たまにこうして外でも遊ぶようになったのは、五年生でまた同じクラスになってからだ。お互いに女子のグループや男子のグループでまとまって遊ぶことにはこだわりがないという変わり者だったせいか、いつの間にか一緒にいて一番気が楽な友達になっていた。
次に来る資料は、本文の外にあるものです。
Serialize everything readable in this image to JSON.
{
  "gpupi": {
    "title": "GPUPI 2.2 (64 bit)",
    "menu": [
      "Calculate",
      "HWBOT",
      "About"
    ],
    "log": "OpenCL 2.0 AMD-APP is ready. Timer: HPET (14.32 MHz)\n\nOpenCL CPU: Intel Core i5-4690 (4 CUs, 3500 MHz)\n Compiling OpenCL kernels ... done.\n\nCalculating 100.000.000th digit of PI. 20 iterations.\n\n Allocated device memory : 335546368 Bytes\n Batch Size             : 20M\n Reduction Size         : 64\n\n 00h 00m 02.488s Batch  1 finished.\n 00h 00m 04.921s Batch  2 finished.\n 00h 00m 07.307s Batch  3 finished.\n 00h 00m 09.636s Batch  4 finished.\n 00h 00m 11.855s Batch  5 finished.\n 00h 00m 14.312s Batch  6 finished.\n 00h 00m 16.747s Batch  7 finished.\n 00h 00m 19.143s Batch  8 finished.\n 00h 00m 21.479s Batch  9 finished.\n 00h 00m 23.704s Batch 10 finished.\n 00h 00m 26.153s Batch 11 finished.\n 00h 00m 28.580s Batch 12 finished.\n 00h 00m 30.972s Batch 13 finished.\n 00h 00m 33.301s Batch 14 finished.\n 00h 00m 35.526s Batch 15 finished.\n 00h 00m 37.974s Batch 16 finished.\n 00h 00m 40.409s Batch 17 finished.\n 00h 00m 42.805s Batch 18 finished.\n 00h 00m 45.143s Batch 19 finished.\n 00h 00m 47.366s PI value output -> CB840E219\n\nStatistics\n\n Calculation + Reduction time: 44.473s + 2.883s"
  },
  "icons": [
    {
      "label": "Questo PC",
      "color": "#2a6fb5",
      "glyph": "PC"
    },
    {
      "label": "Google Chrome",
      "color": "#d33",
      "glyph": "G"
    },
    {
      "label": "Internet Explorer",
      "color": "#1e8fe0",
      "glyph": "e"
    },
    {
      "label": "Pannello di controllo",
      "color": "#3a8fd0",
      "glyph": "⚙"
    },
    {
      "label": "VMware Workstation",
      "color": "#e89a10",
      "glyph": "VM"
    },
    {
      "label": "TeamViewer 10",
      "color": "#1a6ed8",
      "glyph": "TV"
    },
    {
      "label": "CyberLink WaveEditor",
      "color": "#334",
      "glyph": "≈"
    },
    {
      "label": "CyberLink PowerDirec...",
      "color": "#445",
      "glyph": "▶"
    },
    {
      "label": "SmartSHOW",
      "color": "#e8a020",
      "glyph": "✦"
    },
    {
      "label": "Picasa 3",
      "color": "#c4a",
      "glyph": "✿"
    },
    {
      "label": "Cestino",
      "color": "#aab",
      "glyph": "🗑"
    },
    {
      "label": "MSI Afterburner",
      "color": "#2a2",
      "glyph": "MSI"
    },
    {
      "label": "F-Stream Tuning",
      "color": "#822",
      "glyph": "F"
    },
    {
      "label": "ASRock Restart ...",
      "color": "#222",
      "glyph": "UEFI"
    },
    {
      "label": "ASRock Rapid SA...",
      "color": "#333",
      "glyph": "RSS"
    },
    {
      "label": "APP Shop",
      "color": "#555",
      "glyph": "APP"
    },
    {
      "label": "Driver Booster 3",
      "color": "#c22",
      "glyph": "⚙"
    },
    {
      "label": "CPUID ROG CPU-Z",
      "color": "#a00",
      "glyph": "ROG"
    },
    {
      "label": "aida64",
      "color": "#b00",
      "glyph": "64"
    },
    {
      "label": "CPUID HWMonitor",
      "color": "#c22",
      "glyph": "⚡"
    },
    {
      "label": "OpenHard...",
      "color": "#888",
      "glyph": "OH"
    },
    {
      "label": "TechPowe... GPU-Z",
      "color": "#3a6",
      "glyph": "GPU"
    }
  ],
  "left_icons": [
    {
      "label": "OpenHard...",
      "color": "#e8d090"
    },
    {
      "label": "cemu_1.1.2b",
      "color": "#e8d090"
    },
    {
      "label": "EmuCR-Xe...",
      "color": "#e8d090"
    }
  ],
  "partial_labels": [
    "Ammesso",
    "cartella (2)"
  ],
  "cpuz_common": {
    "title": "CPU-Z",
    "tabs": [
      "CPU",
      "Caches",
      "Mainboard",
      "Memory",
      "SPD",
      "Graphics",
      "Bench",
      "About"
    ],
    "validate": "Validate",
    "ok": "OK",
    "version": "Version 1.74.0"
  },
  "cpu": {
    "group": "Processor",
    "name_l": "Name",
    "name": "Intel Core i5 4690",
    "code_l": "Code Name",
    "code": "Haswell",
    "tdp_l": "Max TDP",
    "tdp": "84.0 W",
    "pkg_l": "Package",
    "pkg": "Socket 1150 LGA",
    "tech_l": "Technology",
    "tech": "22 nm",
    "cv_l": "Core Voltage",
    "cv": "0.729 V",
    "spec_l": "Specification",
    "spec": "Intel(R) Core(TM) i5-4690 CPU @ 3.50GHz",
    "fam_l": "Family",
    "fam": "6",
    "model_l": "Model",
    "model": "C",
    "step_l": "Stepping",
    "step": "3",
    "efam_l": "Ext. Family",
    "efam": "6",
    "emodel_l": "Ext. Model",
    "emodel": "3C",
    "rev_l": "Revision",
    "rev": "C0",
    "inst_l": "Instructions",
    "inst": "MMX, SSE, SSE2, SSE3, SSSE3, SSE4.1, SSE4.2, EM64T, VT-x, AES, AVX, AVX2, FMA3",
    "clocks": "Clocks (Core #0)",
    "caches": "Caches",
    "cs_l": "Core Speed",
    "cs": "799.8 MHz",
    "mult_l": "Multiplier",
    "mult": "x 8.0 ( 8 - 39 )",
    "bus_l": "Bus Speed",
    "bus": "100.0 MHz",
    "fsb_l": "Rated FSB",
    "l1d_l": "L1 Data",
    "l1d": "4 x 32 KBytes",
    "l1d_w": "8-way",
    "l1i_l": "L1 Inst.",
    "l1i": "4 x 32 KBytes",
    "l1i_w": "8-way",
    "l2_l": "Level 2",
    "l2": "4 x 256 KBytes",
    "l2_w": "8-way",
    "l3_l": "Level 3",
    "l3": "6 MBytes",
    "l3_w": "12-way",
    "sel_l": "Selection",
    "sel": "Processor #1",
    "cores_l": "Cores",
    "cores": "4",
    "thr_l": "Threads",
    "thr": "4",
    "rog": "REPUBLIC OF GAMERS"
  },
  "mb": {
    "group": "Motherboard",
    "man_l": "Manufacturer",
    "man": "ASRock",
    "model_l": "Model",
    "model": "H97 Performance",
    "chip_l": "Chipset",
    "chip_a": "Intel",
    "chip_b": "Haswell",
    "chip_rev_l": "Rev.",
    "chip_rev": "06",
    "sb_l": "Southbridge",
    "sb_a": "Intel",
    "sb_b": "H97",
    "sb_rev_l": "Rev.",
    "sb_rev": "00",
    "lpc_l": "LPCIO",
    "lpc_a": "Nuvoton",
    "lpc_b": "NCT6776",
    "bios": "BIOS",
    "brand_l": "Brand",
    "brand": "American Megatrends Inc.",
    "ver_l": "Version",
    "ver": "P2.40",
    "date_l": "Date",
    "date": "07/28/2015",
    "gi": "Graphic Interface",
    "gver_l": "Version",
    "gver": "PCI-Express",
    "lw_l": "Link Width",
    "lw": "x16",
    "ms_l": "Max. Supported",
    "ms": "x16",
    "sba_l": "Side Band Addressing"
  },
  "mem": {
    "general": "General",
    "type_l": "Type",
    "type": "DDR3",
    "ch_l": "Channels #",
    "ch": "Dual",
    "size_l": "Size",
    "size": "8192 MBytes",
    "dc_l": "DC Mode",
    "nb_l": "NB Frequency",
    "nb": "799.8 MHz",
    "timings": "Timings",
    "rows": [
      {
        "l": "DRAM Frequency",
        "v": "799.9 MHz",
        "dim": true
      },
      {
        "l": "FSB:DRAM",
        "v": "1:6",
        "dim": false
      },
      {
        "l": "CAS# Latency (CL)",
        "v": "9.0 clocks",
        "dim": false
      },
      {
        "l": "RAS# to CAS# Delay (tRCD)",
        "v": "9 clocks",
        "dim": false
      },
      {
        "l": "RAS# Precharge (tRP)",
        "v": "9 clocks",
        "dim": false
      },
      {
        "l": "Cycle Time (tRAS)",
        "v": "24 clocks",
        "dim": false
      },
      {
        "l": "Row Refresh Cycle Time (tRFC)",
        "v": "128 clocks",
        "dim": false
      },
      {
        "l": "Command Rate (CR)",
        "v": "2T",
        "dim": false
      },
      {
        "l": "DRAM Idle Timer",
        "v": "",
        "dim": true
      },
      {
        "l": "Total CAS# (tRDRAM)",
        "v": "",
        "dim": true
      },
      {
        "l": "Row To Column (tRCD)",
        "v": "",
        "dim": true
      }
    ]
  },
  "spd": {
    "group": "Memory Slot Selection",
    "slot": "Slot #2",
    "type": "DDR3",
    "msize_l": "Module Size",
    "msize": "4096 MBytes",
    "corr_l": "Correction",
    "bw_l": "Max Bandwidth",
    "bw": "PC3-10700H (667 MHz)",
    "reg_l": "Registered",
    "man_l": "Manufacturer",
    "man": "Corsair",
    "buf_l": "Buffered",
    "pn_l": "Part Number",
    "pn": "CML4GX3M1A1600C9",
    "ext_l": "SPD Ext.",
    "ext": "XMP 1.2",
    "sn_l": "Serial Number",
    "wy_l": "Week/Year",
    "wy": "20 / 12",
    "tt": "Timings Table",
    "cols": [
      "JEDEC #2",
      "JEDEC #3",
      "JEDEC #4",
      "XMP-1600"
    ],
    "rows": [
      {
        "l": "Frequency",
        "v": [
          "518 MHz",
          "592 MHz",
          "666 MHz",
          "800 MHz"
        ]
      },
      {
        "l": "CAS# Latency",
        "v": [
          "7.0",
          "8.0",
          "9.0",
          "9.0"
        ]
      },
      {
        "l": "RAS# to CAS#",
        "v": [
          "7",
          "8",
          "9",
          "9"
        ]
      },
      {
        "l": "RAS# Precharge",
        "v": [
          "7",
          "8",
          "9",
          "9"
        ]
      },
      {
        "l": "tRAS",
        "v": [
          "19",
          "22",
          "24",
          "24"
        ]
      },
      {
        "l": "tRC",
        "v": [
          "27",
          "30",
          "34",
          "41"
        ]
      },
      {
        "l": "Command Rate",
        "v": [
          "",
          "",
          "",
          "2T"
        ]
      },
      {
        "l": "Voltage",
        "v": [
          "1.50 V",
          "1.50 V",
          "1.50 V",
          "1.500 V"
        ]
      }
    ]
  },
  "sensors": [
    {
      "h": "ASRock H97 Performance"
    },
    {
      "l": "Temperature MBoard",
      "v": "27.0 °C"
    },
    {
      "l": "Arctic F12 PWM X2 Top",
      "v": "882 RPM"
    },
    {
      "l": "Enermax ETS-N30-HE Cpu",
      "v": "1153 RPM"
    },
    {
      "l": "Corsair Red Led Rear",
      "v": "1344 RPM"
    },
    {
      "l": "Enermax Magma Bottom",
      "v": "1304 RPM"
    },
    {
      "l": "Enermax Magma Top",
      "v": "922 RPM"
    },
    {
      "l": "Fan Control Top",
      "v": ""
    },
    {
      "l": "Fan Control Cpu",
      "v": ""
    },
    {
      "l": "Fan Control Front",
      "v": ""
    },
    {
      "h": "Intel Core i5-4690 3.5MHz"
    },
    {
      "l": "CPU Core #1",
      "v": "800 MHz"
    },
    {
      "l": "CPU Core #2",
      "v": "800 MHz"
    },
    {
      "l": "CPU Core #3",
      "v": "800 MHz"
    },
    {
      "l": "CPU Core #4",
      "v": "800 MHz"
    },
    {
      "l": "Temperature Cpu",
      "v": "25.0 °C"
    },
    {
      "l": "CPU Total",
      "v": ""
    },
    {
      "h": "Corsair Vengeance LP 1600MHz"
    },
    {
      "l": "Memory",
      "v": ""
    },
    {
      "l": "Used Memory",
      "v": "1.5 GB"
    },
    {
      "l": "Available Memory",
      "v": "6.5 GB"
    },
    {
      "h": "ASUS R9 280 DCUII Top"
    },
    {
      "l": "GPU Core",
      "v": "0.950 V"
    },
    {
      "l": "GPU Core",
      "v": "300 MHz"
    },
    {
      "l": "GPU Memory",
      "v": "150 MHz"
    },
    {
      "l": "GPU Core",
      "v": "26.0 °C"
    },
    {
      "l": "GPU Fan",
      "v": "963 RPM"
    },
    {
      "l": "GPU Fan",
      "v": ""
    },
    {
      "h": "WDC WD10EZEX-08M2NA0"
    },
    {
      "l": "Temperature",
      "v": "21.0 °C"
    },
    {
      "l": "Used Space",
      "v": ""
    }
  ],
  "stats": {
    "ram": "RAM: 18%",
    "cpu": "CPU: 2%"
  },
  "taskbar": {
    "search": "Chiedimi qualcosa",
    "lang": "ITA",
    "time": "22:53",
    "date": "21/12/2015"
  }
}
だけど、一緒に遊んでいても椎名くんのことはいまだによく分からないところがある。
しゃべり方は小学生とは思えないほど可愛げがないし。
そもそも椎名くんが笑ったところを私はあんまり覚えていない。
この子の笑いのツボがさっぱり分からない。
「どういうので笑うの、椎名くんは。去年イチ笑ったの、何?」
「えー教えたくない」
「なんで⁉︎」
「それで思い出し笑いでもしたらどうすんの。去年の古いネタで今年の初笑いとか、最悪じゃね?」
椎名くんは真面目に変なことを言う。
「藤川は初笑い何だった?」
「覚えてないなー」
「マジで? 気にしないの?」
「気にしないよ。多分、適当に動画見てて誰か知らん人の投稿に笑った」
「そんなんで笑ったの⁉︎ もったいなくね⁉︎」
「いや、意味わかんないし」
「もっと初めてを大事にしろよ。ショックだわ、藤川がそんな知らん奴に初めてを奪われるなんて」
「誤解を招きそうな言い方やめて?」
「……いや、ほんとマジでごめん」
椎名くんは深刻な顔で謝る。
「……ねえ、ちょっと、変な空気にしないで?」
私のツッコミを無視して、椎名くんは青い空を仰ぎ見る。
「ああ〜笑うって難しいな〜」
そんな真面目に悩んでんの、お前だけだよ。